= Acinar adenocarcinoma =

Gland-forming cancer

Acinar adenocarcinoma is a histological subtype of gland-forming cancer that is diagnosed when cuboidal and/or columnar shaped malignant cells in the neoplastic tissue form acini and tubules. It is a common form of cancer occurring in the lung and prostate gland.

==Acinar adenocarcinoma of the lung==

Adenocarcinoma ("adeno" = "gland", "carcinoma" = cancer of epithelium) is the most common type of lung cancer in the U.S., Japan, and most of Western Europe, although it is the second most common form in Eastern parts of Europe (after squamous cell carcinoma). Adenocarcinomas are exceptionally heterogeneous neoplasms, occurring in four major tissue architectures (acinar, papillary, bronchioloalveolar, and solid), and several rarer variants. Most commonly, however, these lesions show a mixture of two or more subtypes or variants, and are subclassified as "adenocarcinoma with mixed subtypes".

In China, which has the largest number of smokers and lung cancer cases in the world, the acinar tissue architectural pattern is by far the most common histological subtype of adenocarcinoma, comprising about 40% of all adenocarcinomas, and its incidence has increased significantly in recent decades. In Europe, acinar adenocarcinoma may comprise the dominant architectural pattern in as many as 50–60% of all adenocarcinomas.

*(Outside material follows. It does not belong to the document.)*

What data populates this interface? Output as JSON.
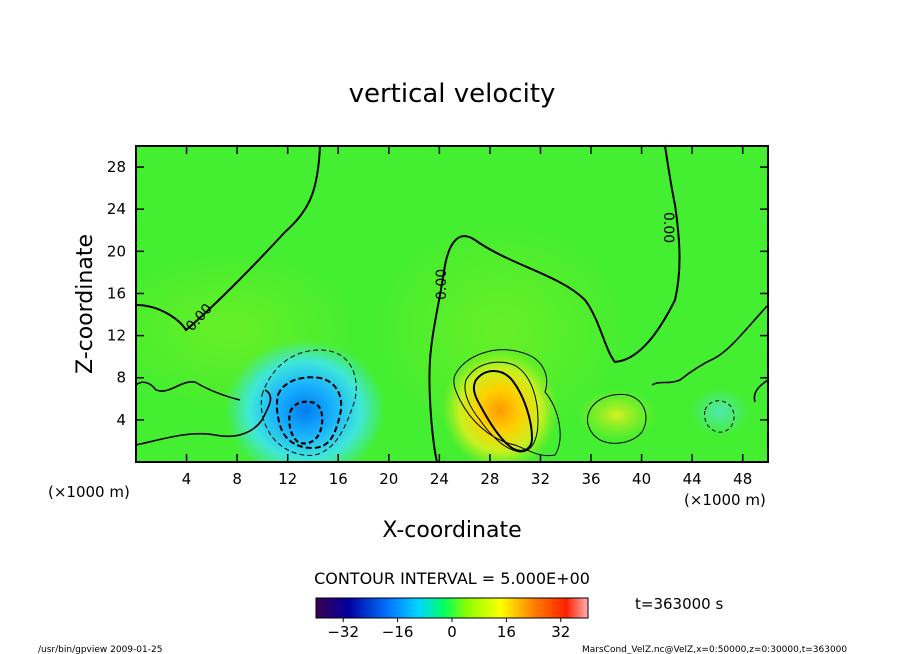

Acinar adenocarcinoma of the lung is a highly lethal disease. Overall, the five-year survival rates approximate 16% to 22%. Generally, survival is better in all stages for patients with the acinar (or papillary) pattern than it is in patients with the solid pattern, but considerably worse than those with the bronchioloalveolar pattern. Survival is significantly better in patients whose tumors are well differentiated (i.e. the glands and/or tubules are more completely developed) than when poorly differentiated (i.e. with rudimentary glands).

Some studies suggest that the oncogenes H-ras and fes are important drivers of oncogenesis in many acinar-type lung cancers.

==Acinar adenocarcinoma of the prostate==

Acinar adenocarcinomas are the most common form of prostate gland malignancy.